The community has raised over $6,500 for funeral expenses on GoFundMe. On Saturday, the Woodhaven Cultural and Historical Society held its annual Penny Auction and all proceeds went to the family.

Incidents like these have been happening more frequently, residents report.

“I hate to say it, but a lot of this is on the fault of the city,” Forte said.

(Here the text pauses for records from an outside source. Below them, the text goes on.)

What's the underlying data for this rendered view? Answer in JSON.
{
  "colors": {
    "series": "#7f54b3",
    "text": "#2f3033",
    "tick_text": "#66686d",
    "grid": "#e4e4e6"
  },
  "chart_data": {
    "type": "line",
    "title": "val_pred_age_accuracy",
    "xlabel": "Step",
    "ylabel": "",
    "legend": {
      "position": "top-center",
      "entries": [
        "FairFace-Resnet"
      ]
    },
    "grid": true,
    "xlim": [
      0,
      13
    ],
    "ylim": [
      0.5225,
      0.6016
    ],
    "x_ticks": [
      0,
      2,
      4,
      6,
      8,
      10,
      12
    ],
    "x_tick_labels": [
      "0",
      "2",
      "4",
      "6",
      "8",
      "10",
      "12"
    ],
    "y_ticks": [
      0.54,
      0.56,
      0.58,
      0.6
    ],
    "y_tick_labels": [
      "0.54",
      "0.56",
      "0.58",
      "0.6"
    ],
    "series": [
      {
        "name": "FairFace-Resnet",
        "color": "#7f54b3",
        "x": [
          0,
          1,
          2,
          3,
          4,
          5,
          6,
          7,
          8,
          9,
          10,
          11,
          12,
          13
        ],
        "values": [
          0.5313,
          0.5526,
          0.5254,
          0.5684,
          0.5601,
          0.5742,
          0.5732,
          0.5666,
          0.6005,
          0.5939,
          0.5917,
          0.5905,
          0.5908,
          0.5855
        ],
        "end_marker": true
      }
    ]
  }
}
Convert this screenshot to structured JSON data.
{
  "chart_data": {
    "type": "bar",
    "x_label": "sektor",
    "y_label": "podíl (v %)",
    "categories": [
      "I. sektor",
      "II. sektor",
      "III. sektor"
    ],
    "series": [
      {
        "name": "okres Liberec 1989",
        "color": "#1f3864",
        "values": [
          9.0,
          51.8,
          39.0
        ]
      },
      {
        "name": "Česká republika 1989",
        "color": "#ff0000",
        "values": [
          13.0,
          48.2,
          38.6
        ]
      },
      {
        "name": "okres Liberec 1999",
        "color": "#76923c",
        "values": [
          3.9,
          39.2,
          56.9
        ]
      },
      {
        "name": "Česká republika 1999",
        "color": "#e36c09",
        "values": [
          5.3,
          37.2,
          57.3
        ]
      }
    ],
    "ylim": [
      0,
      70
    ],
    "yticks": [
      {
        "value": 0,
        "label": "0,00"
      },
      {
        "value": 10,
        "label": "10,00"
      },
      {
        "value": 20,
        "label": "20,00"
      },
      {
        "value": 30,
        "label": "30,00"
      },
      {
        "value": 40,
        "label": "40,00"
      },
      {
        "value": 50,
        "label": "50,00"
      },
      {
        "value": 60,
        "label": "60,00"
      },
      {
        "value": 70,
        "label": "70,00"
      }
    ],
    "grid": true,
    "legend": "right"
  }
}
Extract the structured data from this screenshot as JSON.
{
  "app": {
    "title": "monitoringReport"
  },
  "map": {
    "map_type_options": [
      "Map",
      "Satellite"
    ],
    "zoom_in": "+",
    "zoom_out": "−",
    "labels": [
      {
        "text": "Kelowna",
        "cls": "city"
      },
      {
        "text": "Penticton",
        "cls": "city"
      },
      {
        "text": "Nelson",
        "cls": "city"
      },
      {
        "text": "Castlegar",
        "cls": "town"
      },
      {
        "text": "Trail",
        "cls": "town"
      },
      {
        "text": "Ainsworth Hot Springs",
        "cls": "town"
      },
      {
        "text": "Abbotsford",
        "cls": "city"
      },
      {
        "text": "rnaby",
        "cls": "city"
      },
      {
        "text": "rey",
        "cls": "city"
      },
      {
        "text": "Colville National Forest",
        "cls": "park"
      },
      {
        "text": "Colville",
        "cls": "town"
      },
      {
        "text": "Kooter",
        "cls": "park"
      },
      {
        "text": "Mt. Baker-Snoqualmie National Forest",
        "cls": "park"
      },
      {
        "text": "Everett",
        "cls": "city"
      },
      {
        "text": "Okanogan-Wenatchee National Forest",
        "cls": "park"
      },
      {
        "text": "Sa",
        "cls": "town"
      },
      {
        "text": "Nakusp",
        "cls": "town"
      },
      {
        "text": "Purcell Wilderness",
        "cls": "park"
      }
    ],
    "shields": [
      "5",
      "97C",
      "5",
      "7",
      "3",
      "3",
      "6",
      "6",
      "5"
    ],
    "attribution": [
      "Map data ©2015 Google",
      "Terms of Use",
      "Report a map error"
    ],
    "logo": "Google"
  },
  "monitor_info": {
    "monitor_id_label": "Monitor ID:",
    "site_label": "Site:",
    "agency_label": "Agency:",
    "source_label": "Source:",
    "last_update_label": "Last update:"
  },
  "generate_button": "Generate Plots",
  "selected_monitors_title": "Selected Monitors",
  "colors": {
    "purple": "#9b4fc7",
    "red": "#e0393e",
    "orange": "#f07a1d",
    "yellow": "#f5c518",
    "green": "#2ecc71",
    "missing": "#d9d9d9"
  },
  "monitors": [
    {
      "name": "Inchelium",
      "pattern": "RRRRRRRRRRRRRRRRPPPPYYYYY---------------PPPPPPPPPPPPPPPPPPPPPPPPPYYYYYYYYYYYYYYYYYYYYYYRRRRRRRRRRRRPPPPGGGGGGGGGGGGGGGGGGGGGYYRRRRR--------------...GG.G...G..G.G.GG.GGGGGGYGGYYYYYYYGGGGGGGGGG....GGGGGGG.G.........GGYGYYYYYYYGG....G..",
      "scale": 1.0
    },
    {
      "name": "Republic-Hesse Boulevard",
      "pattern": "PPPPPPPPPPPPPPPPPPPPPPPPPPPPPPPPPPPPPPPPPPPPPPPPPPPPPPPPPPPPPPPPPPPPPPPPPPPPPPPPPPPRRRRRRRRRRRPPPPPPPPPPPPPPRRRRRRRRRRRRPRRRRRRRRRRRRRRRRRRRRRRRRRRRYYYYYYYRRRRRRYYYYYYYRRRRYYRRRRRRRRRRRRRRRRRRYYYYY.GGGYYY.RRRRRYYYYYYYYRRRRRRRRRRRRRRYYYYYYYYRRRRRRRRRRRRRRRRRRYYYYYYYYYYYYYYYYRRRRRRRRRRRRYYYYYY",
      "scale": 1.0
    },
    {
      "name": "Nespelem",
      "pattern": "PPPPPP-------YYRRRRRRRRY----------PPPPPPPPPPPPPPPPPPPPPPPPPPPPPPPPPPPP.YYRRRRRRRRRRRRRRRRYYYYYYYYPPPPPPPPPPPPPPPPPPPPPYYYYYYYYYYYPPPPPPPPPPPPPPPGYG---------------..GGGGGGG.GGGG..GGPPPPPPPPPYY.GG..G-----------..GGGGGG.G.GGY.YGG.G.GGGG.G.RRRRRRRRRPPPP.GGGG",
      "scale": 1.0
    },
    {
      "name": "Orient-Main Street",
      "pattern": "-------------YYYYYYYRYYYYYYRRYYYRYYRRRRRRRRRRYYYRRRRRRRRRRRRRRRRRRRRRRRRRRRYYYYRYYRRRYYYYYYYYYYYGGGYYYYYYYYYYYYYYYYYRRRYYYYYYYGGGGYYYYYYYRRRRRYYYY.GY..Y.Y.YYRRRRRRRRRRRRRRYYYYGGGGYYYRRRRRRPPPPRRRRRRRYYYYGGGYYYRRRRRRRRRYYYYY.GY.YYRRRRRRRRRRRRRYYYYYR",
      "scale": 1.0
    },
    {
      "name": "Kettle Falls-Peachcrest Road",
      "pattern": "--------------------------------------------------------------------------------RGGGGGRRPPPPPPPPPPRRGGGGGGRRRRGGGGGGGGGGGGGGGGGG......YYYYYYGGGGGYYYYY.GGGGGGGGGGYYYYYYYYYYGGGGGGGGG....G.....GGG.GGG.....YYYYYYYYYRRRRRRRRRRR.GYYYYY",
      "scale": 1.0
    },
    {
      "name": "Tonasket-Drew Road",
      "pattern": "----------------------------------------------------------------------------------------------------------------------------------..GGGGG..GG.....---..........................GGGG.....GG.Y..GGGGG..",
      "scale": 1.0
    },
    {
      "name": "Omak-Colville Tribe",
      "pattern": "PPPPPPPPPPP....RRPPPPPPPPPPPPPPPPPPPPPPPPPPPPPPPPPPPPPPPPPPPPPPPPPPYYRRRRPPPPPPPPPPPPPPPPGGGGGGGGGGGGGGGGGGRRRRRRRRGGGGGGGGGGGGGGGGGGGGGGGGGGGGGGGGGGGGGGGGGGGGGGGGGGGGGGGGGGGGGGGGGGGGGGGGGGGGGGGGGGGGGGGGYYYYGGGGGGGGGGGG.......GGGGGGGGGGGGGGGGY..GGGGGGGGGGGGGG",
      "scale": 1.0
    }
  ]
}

Forte said the problem got worse when the Department of Transportation redesigned the roadway in 2017 to install bus lanes for the Select Bus Service on Woodhaven Boulevard.

“We told them before it ever happened that there were going to be problems, and they went totally against the recommendations of the community,” he said. “They gave us three possible ways to do it, and everybody in the community voted against this one way. That’s the one they implemented.”

“Ever since they’ve done SBS, it’s been nothing but hell,” added Janet Forte, a board member of the Woodhaven Residents’ Block Association.

She said that the slip lanes between the main and service roads were poorly executed, adding that as a driver, “you do not know which way you are going.”

According to Giedra Kregzdys, Woodhaven Boulevard’s setup “frustrates drivers and they get to where they don’t care and want to get wherever they want to go.” He said drivers go into bus lanes.

“There’s no enforcement, there’s no ticketing,” Kregzdys said.